7 juin 2004, Santa Lucia del Camino, Oaxaca
écrit par Johanne Pelletier et Francis Murchison


Lorsque nous sommes arrivés à Oaxaca, des bannières de couleurs tapissaient le devant du palais du gouvernement (Palacio del Gobierno). Depuis plusieurs semaines, des représentants de toutes les communautés du Conseil Indigène Populaire de Oaxaca (CIPO) viennent chacun leur tour occuper cette partie du centre-ville. Ils exigent l’arrêt de la répression et demandent justice pour les crimes perpétrés contre les communautés indigènes. C’est en parlant avec des participantes à l’occupation que nous sommes entrés en contact avec le CIPO-«Ricardo Flores Magon», une organisation libertaire de communautés indigènes de l’État de Oaxaca. Ainsi, nous avons été invités dans la maison de l’organisation pour y passer quelques jours en convivialité avec les membres du Conseil. Voici donc quelques mots sur ce que nous avons appris au cours de plusieurs discussions avec de nombreux membres de différentes communautés sur l’histoire, l’idéologie et le fonctionnement d’une vaste organisation de base qui nous a ouvert ses portes sans cachette et en toute simplicité.

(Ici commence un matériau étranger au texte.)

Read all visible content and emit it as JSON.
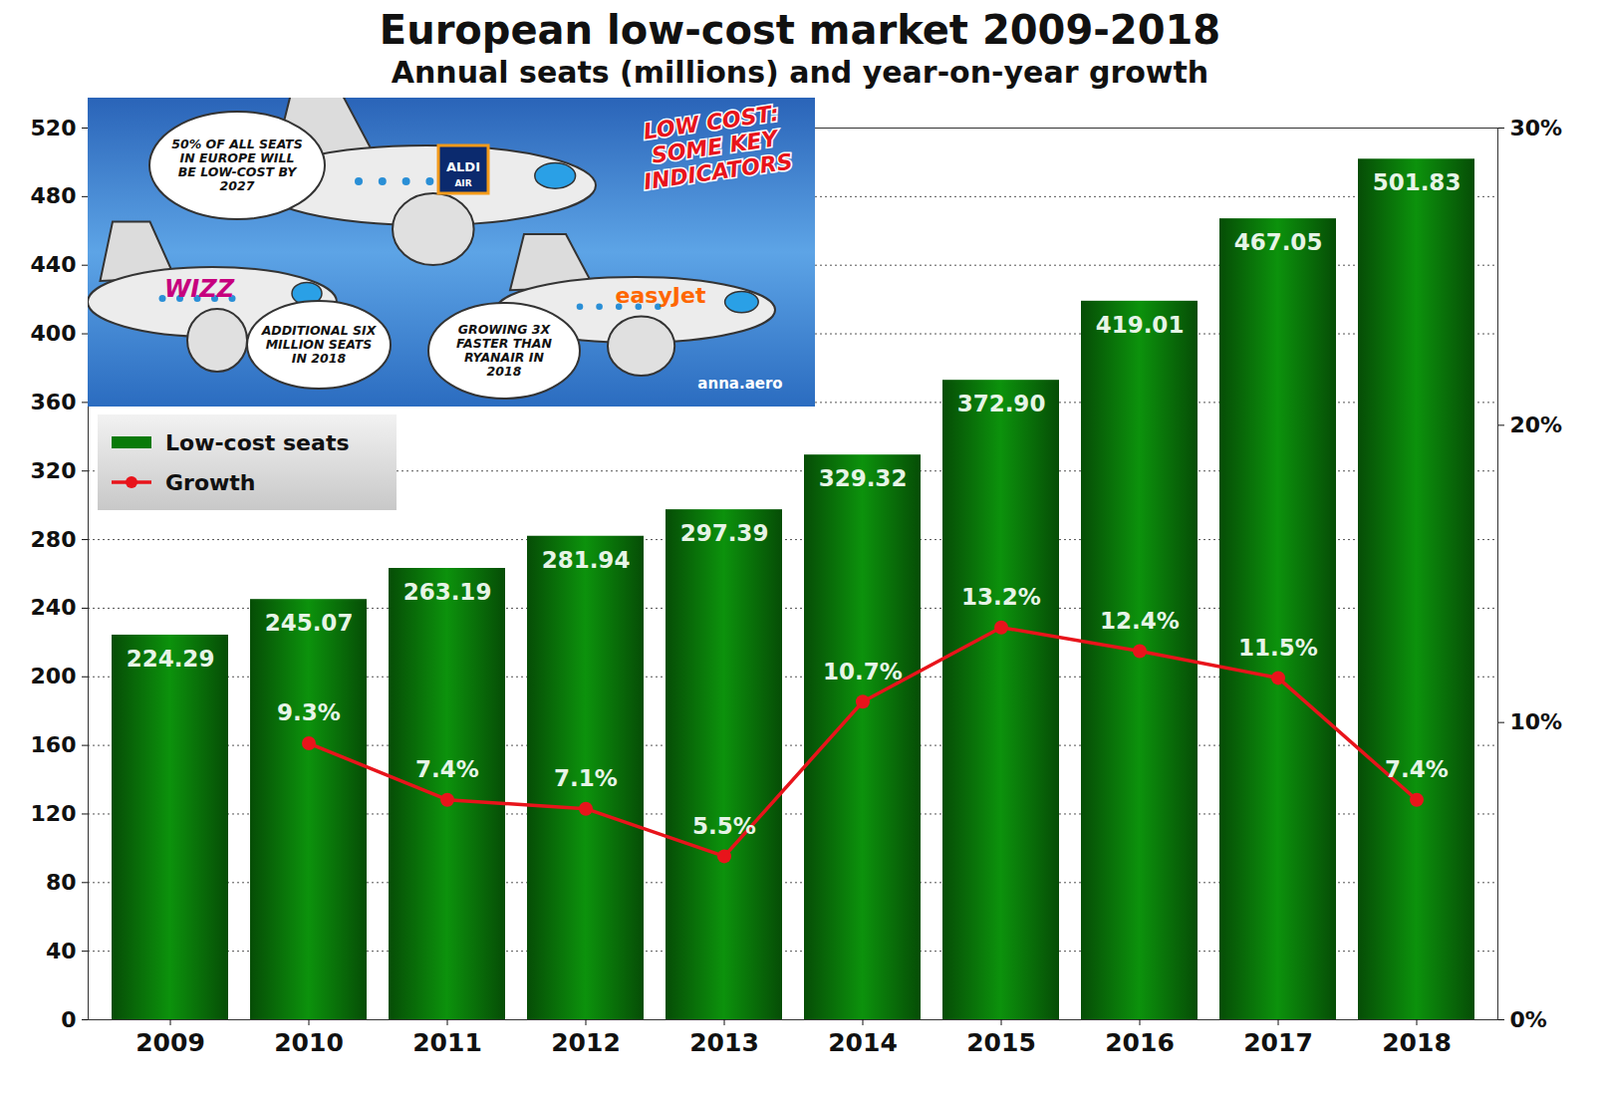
{
  "chart_data": {
    "type": "bar",
    "title": "European low-cost market 2009-2018",
    "subtitle": "Annual seats (millions) and year-on-year growth",
    "categories": [
      "2009",
      "2010",
      "2011",
      "2012",
      "2013",
      "2014",
      "2015",
      "2016",
      "2017",
      "2018"
    ],
    "series": [
      {
        "name": "Low-cost seats",
        "type": "bar",
        "color": "#0a7a0a",
        "values": [
          224.29,
          245.07,
          263.19,
          281.94,
          297.39,
          329.32,
          372.9,
          419.01,
          467.05,
          501.83
        ],
        "value_labels": [
          "224.29",
          "245.07",
          "263.19",
          "281.94",
          "297.39",
          "329.32",
          "372.90",
          "419.01",
          "467.05",
          "501.83"
        ]
      },
      {
        "name": "Growth",
        "type": "line",
        "axis": "y2",
        "color": "#e8141b",
        "marker": "circle",
        "values": [
          null,
          9.3,
          7.4,
          7.1,
          5.5,
          10.7,
          13.2,
          12.4,
          11.5,
          7.4
        ],
        "value_labels": [
          null,
          "9.3%",
          "7.4%",
          "7.1%",
          "5.5%",
          "10.7%",
          "13.2%",
          "12.4%",
          "11.5%",
          "7.4%"
        ]
      }
    ],
    "ylim": [
      0,
      520
    ],
    "yticks": [
      0,
      40,
      80,
      120,
      160,
      200,
      240,
      280,
      320,
      360,
      400,
      440,
      480,
      520
    ],
    "y2lim": [
      0,
      30
    ],
    "y2ticks": [
      {
        "value": 0,
        "label": "0%"
      },
      {
        "value": 10,
        "label": "10%"
      },
      {
        "value": 20,
        "label": "20%"
      },
      {
        "value": 30,
        "label": "30%"
      }
    ],
    "grid": true,
    "data_labels": true,
    "legend": "upper left",
    "annotations": {
      "headline": "LOW COST: SOME KEY INDICATORS",
      "callouts": [
        "50% OF ALL SEATS IN EUROPE WILL BE LOW-COST BY 2027",
        "ADDITIONAL SIX MILLION SEATS IN 2018",
        "GROWING 3X FASTER THAN RYANAIR IN 2018"
      ],
      "airlines": [
        "ALDI AIR",
        "WIZZ",
        "easyJet"
      ],
      "credit": "anna.aero"
    }
  }
}
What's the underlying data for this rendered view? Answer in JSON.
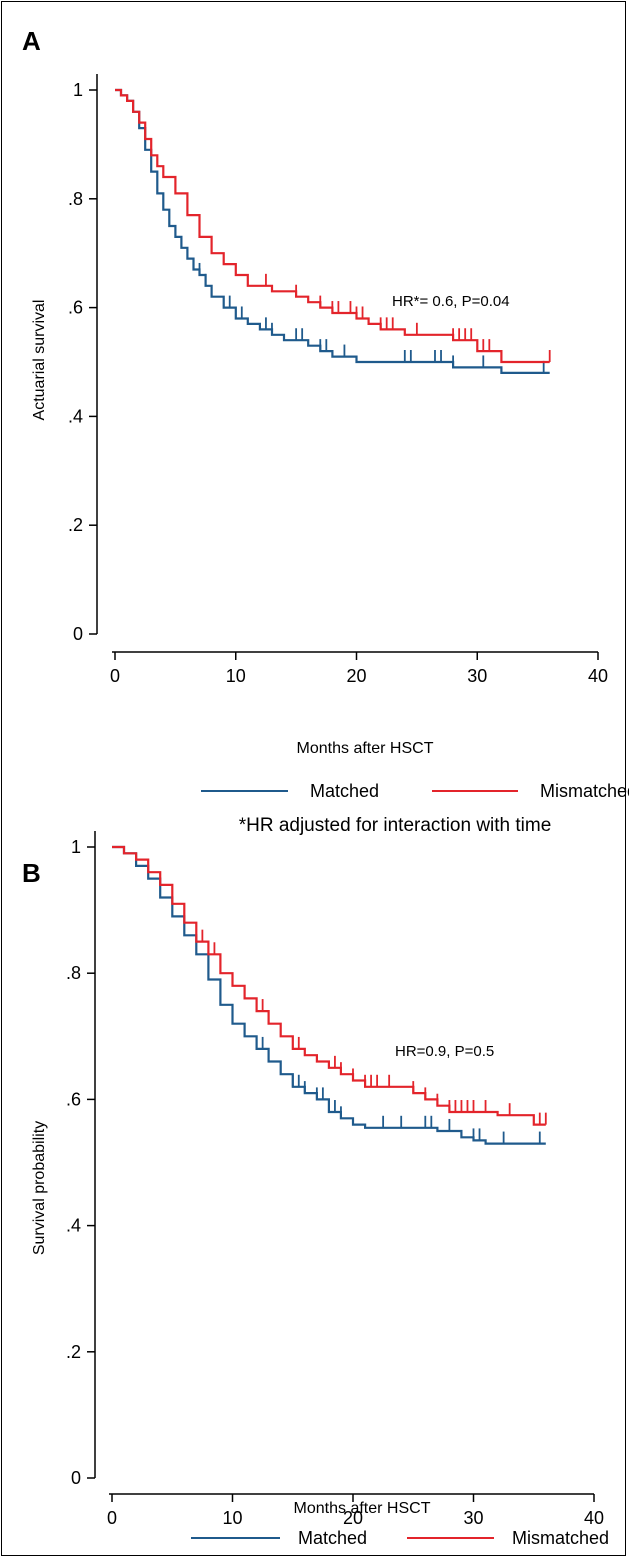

À quelques minutes de Oaxaca, à Santa Lucia del Camino, se trouve la maison du CIPO-RFM, point central où se retrouvent les représentants des différentes communautés indigènes. Ici, les gens viennent manger, dormir, mais surtout s’organiser avant de repartir s’investir sur l’un des différents projets en cours. Le Conseil inclut plus de 3 000 membres dont la majorité sont des femmes s’organisant à partir de leur village et provenant soit du peuple des Mixtecos, Zapotecos, Mixes, Chatinos, Chinantecos, Cuicatecos, Triquis, Negros ou Mestizos. Autour d’un petit café chaud, dans la cuisine improvisée au toit de tôle, les gens échangent entre eux et avec nous sur ce qui se passe dans leurs communautés.


La maison n’a pas toujours été là

Tout a commencé en 1994, lorsque plusieurs organisations tentent de former une alliance des peuples indigènes de Oaxaca en solidarité avec l’action Zapatiste. C’est en 1997 que se forme le Consejo Indigena Popular de Oaxaqua-«Ricardo Flores Magon» provenant de l’association de six organisations. Cependant, dès l’année suivante, des tensions idéologiques commencent à se faire sentir quand deux organisations quittent le Conseil pour participer aux élections. La même année, une impressionnante opération de la police et de l’armée mène à la disparition et la détention de 106 membres et du coordonnateur général du CIPO, Raul Gatica. Suite à un rapport sur les abus des droits humains et à une lutte sans répit des gens du CIPO, le gouvernement offre une indemnisation aux organisations pour les victimes d’emprisonnement et de torture, principalement sur M. Gatica. Malgré le refus de ce dernier de recevoir l’argent, une des organisations du CIPO accepte les fonds du gouvernement et quitte le Conseil sans dédommager les victimes. Après qu’une autre organisation ait quitté pour les élections et que l’autre ait tenté de défaire le Conseil, un collectif de sept communautés se donne corps et âme pour former un vrai conseil, de communautés indigènes cette fois-ci.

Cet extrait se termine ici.